SWEETGRASS FIRST NATION - Kanaweyimik Child & Family Services is opening up a number of Emergency Safe Homes to give First Nation families a place to stay when they are experiencing domestic violence.

The facilities will offer two services. A parent and their children escaping a domestic violence situation will have an emergency safe-place to stay in the basement of the home, while the upstairs portion of the residence will be used to house foster children under the care of a house-parent.

Last week an Emergency Safe Home was opened at Sweetgrass First Nation. Before that, a facility was opened at Mosquito, Grizzly Bear's Head, Lean Man (MGBHLM) First Nation. Next, a home will open at Saulteaux First Nation.

Kanaweyimik's executive director, Marlene Bugler, is excited with the initiative to give kids and families a place to stay when they don't have another recourse.

"We give them what they need at the moment, after they are stabilized a bit. Then, we figure out where they need to go from there," she told Â鶹ÊÓƵ. "In the domestic violence situation, it will be one of the parents that will be coming in with the kids. It will be the victim and the children coming in downstairs. It can accommodate the family."

Up to five foster children can stay upstairs, while downstairs a parent escaping domestic violence can have about five or six kids accommodated to keep the family together.

The project has been in the works for a couple of years. The Sweetgrass site still needs a bit of work outside to be complete.

"We've had some delays with the construction and the weather," Bugler said. "But we final got it to the point where we could open the house. We still haven't finished the yard work because there is going to be a fence around it, so it's more secure, and with playground equipment."

The cost to build the Emergency Safe Home is about $800,000 on average for each of the three homes in the project.

"It's completely set up with furniture and bedding, all the things to get going," Bugler said. "It's funding we get from the federal government, and we just use prior year's dollars we haven't used."

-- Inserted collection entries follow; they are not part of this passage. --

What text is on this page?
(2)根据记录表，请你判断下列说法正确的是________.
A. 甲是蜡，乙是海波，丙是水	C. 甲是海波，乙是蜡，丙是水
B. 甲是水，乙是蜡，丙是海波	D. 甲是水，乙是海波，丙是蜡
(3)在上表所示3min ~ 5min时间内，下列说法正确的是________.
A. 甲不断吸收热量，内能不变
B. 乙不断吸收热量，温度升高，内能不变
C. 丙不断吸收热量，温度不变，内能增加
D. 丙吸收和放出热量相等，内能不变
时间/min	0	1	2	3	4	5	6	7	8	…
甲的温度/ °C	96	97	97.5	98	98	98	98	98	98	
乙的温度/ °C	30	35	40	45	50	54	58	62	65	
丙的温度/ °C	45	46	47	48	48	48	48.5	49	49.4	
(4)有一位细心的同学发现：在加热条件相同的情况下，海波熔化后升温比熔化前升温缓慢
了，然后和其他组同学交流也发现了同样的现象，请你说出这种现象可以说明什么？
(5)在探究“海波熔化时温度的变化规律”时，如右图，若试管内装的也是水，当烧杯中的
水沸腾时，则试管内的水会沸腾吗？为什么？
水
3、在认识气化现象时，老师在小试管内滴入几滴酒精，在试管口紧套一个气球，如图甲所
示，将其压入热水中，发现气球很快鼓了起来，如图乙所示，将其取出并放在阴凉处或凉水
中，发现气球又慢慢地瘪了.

Kanaweyimik received permission from the federal government to open the houses for the initiative.

Bugler noted for foster children, the Emergency Safe Home gives them an opportunity to stay together.

"Children need a safe place to go to," she said. "We're always phoning relatives, other foster homes [to ask] if they have space for one or two children. A lot of times they need to go to different homes because of space. This way a sibling group of up to five can go to the same house."

For families from situations of domestic violence, there was also a great need for these emergency homes.

"I think it's a big issue not only in First Nations, but all over the place," Bugler said. "And, there is limited resources in the Battlefords. There is only one Interval House. When that is full, there is really nowhere for families to go. We would spend money putting them up in hotels, supporting them in hotels until we come up for a plan for them. Now they will have a place to go to."